At the same time, Bruno Famin, the former deputy secretary-general for sport at governing body the FIA, has been recruited as executive director of Alpine at Viry-Chatillon, responsible for power-unit development.

These moves follow last month’s restructure of the technical department at their base at Enstone in Oxfordshire in which former chassis design head Pat Fry was promoted to chief technical officer and Matt Harman, formerly engineering director, to technical director.

Rossi said the changes were a result of Alpine’s development as an organisation, following Renault chief executive officer Luca de Meo’s decision last year to rebrand the F1 team after the French car giant’s niche sportscar division and integrate the road-car and racing operations under one leader.

“It takes a bit of time to find the right people in the right places,” said Rossi, who is going into his second year in charge of Alpine.

“The combination of the three of us last year enabled us to never look stupid on track. That’s the most important thing.

“In that respect, it worked. We went through the season. We never made a fool of ourselves. It was just fine. But was it the right structure to take the team to the next level? It was not what was needed for the next challenges.

“I decided we needed to reinforce the team and in so doing go back to a more conventional rigid structure because Otmar has way more experience in F1 than the three of us had last year. He has the pedigree and he has the skills.”

An all-new engine for 2022

Rossi said the changes at Alpine were aimed at bringing the team up to a level where it could compete at the front.

Part of that plan is the decision to design an entirely new engine to power drivers Fernando Alonso and Esteban Ocon this season.

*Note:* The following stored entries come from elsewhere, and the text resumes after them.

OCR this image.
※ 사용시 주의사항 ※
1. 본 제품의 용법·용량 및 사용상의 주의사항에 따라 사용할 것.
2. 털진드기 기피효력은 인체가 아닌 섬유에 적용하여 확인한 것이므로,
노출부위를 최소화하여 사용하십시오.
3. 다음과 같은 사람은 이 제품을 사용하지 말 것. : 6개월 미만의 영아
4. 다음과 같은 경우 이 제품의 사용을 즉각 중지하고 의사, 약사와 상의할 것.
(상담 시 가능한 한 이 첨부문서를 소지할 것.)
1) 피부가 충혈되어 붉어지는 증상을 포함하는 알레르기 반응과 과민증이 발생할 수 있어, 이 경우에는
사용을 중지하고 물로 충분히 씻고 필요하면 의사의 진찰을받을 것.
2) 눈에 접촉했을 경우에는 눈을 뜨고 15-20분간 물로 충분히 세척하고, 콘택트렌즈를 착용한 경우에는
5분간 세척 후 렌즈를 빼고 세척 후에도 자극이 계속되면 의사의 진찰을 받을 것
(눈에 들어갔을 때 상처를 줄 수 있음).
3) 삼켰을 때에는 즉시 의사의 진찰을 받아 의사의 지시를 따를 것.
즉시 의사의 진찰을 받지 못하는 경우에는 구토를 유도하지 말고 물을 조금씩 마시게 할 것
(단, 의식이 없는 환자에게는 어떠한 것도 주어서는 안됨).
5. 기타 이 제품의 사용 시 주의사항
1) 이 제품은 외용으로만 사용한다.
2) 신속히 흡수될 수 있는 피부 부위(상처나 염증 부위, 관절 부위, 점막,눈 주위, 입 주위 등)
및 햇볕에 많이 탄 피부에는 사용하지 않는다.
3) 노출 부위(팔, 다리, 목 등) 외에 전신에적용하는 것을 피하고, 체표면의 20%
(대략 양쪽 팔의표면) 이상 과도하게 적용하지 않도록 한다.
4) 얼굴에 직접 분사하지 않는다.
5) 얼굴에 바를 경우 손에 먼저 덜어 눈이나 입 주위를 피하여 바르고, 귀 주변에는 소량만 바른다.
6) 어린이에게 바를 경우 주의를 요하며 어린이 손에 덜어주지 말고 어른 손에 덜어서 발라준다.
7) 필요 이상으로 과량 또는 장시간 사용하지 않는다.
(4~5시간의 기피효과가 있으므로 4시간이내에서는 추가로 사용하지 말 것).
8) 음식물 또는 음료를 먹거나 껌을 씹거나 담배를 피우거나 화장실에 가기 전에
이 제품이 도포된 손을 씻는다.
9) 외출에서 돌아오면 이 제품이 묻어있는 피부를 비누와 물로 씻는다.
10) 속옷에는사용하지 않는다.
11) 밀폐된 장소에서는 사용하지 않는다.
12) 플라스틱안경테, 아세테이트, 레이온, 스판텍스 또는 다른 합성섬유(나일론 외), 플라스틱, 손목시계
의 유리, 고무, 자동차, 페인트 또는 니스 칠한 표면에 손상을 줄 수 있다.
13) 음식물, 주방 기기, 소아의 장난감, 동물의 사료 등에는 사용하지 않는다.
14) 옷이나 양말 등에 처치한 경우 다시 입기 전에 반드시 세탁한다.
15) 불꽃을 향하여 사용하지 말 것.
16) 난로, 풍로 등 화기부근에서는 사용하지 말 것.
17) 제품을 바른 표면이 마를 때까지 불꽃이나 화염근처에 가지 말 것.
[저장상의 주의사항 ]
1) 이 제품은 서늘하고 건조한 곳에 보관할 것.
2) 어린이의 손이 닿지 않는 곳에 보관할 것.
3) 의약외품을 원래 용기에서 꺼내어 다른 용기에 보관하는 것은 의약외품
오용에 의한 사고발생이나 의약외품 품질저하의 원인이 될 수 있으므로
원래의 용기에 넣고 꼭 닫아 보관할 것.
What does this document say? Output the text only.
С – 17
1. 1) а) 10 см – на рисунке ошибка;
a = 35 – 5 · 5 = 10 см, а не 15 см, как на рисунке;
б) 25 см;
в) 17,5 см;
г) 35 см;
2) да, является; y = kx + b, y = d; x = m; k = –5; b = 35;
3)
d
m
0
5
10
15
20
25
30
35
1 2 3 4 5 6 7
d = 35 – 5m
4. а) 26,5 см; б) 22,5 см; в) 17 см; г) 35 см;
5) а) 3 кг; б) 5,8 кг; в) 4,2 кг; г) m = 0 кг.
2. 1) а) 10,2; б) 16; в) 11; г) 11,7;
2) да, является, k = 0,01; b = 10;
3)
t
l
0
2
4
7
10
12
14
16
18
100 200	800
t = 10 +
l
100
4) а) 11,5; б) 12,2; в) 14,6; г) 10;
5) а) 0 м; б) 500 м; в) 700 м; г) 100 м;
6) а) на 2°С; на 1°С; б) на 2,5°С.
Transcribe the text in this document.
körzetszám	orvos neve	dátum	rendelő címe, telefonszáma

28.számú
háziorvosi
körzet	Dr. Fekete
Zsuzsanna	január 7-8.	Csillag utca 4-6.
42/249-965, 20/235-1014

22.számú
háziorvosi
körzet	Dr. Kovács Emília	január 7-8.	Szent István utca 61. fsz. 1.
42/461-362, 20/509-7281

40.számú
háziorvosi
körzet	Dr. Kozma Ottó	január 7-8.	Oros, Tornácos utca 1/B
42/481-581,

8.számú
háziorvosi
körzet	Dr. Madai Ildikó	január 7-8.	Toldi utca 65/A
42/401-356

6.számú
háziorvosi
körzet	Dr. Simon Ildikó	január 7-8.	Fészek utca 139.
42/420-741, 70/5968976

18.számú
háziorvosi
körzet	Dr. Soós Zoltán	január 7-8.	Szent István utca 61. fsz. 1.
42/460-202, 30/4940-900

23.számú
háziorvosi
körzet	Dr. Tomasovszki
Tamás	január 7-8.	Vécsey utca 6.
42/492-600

The new power-unit follows the philosophy set by Mercedes at the start of the turbo-hybrid era in 2014, and since followed by Honda. It splits the turbo and compressor, two parts that in a conventional design sit next to each other, by putting the compressor at the front of the engine and the turbo at the back.

“The engine has been redesigned entirely,” Rossi said. “The split turbo is one element. We will [also] make it more compact, which enables us to move it closer to the driver and therefore the centre of gravity of the car.

“It’s lighter. It’s capable of operating in a much wider range of conditions, temperature and pressure.

“So it’s really like a game-changer for us and it’s going to, I hope, enable us to catch up and close the gap to the front of the queue [on engine performance].”

The split-turbo design is difficult to achieve because it requires a long connecting rod between the turbo and compressor that runs across the top of the engine and spins at up to 125,000rpm.

Former Alpine non-executive chairman Alain Prost said when he split with the team last month that the engine was having reliability problems on the test bed.

Rossi said the failures were caused by his asking the engine department to push as hard as possible for maximum performance. He said the design was now running reliably in time for the start of pre-season testing next week.

Rossi said: “I told the team: ‘You push the envelope far. I don’t care. I’d rather have to dial down the performance, but know that I’ve reached a peak of the performance I can get and then be reliable, than just feel comfortable with a reliable engine that was not delivering the performance.’ Which, by the way, was the approach of the past.

“The good news is we’ve been doing thousands of kilometres with this new power-unit in the last few weeks, and it went just fine.

“So knock on wood it seems we have fixed that.”